The coding plane is the endpoint behind OPENMED_MED_CODES_API_URL.

It powers native OpenMed tools such as:

  • PubMed search and abstract retrieval
  • ICD-10, CPT, SNOMED, and LOINC search / lookup / validation
  • RxNorm medication normalization and related-concept lookup
  • MedlinePlus patient-education topic lookup
  • code crosswalks
  • HCC mapping
  • RAF score calculation

This is the service boundary that makes the HCC and revenue-integrity story concrete: OpenMed can orchestrate clinical note review, extract coding candidates, and then hand those codes to a separate terminology/HCC service instead of collapsing everything into one generic model call.

Current posture:

  • during preview, OpenMed provisions this endpoint on private Hugging Face accelerated infrastructure
  • access can be protected with OPENMED_MED_CODES_API_KEY
  • access can also use OPENMED_MED_CODES_HF_TOKEN or HF_TOKEN
  • packaged binaries can resolve embedded service credentials without hard-coding plaintext defaults into source

Why the split matters

This architecture gives OpenMed a stronger healthcare deployment story than a single undifferentiated model endpoint:

  • extraction and de-identification can scale independently from coding and terminology lookup
  • HCC and RAF operations can live behind a dedicated protected service boundary
  • sensitive or page-heavy clinical inputs do not need to consume frontier-model context for every extraction or coding pass
  • teams can reserve the model-provider path for general reasoning while keeping protected clinical processing on dedicated services
  • the service tier can be swapped without changing the operator workflow surface

These service endpoints are native OpenMed backends. They are not remote MCP servers.

Deployment patterns

Pattern Runtime Extraction / PII Coding / HCC
Preview reference Local operator machine Private Hugging Face accelerated endpoint operated by OpenMed Separate protected med-codes endpoint operated by OpenMed
Customer cloud Local operator machine or managed desktop Private container in VPC / private cloud Private terminology and HCC service in the same environment
On-prem / edge Managed workstation Local GPU or internal inference cluster Internal terminology / HCC API
Lab / dev Local operator machine Local or sandbox endpoint Local or sandbox endpoint

Private Hugging Face hosting is the current preview deployment, not a hard dependency. The real product boundary is the pair of configurable endpoint URLs.

Security and access model

OpenMed itself does not claim that every deployment is automatically compliant because one part of the product is local. The defensible statement is narrower and more useful:

  • the operator runtime and review loop are inspectable
  • the model-provider path and the medical-service tier are separate, explicit boundaries
  • the actual privacy and compliance posture depends on where those services are hosted and governed
  • service access can be protected with API keys and optional bearer tokens
  • packaged binaries can carry embedded service credentials instead of shipping plaintext defaults
  • no product telemetry is built into the runtime

During preview, OpenMed serves the native medical-service tier from private Hugging Face infrastructure so evaluators do not need to deploy it themselves. The same workflow surface can later target customer-managed cloud or on-prem environments while preserving the OpenMed runtime and review loop.

Configuration surface

export OPENMED_INFERENCE_URL="https://<private-inference-endpoint>"
export OPENMED_INFERENCE_API_KEY="..."
export OPENMED_INFERENCE_TIMEOUT_SECONDS="30"

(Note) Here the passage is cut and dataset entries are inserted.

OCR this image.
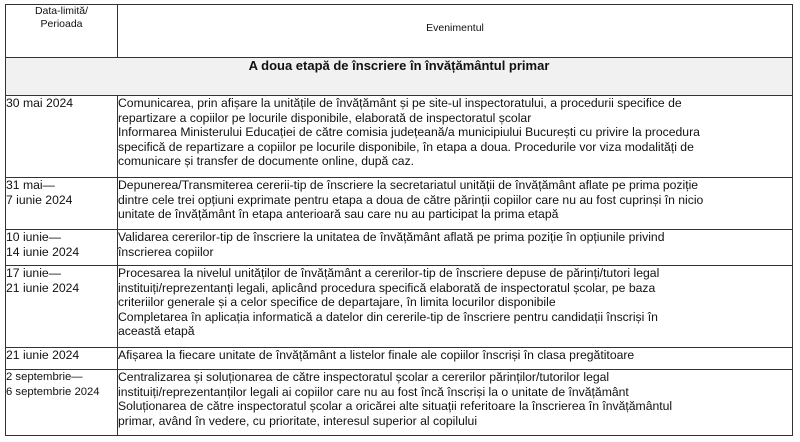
Data-limită/
Perioada	Evenimentul
A doua etapă de înscriere în învățământul primar	

30 mai 2024	Comunicarea, prin afișare la unitățile de învățământ și pe site-ul inspectoratului, a procedurii specifice de
repartizare a copiilor pe locurile disponibile, elaborată de inspectoratul școlar
Informarea Ministerului Educației de către comisia județeană/a municipiului București cu privire la procedura
specifică de repartizare a copiilor pe locurile disponibile, în etapa a doua. Procedurile vor viza modalități de
comunicare și transfer de documente online, după caz.

31 mai—
7 iunie 2024	Depunerea/Transmiterea cererii-tip de înscriere la secretariatul unității de învățământ aflate pe prima poziție
dintre cele trei opțiuni exprimate pentru etapa a doua de către părinții copiilor care nu au fost cuprinși în nicio
unitate de învățământ în etapa anterioară sau care nu au participat la prima etapă

10 iunie—
14 iunie 2024	Validarea cererilor-tip de înscriere la unitatea de învățământ aflată pe prima poziție în opțiunile privind
înscrierea copiilor

17 iunie—
21 iunie 2024	Procesarea la nivelul unităților de învățământ a cererilor-tip de înscriere depuse de părinți/tutori legal
instituiți/reprezentanți legali, aplicând procedura specifică elaborată de inspectoratul școlar, pe baza
criteriilor generale și a celor specifice de departajare, în limita locurilor disponibile
Completarea în aplicația informatică a datelor din cererile-tip de înscriere pentru candidații înscriși în
această etapă

21 iunie 2024	Afișarea la fiecare unitate de învățământ a listelor finale ale copiilor înscriși în clasa pregătitoare

2 septembrie—
6 septembrie 2024	Centralizarea și soluționarea de către inspectoratul școlar a cererilor părinților/tutorilor legal
instituiți/reprezentanților legali ai copiilor care nu au fost încă înscriși la o unitate de învățământ
Soluționarea de către inspectoratul școlar a oricărei alte situații referitoare la înscrierea în învățământul
primar, având în vedere, cu prioritate, interesul superior al copilului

export OPENMED_MED_CODES_API_URL="https://<private-med-codes-endpoint>"
export OPENMED_MED_CODES_API_KEY="..."
export OPENMED_MED_CODES_TIMEOUT_SECONDS="10"

export OPENMED_SERVICE_MAX_RETRIES="3"
export OPENMED_SERVICE_RETRY_BACKOFF="1"
export OPENMED_SERVICE_CIRCUIT_OPEN_SECONDS="120"

Optional bearer-token auth:

export OPENMED_INFERENCE_HF_TOKEN="..."
export OPENMED_MED_CODES_HF_TOKEN="..."

See Configuration for the full environment-variable reference and Privacy & Security for the runtime-boundary explanation.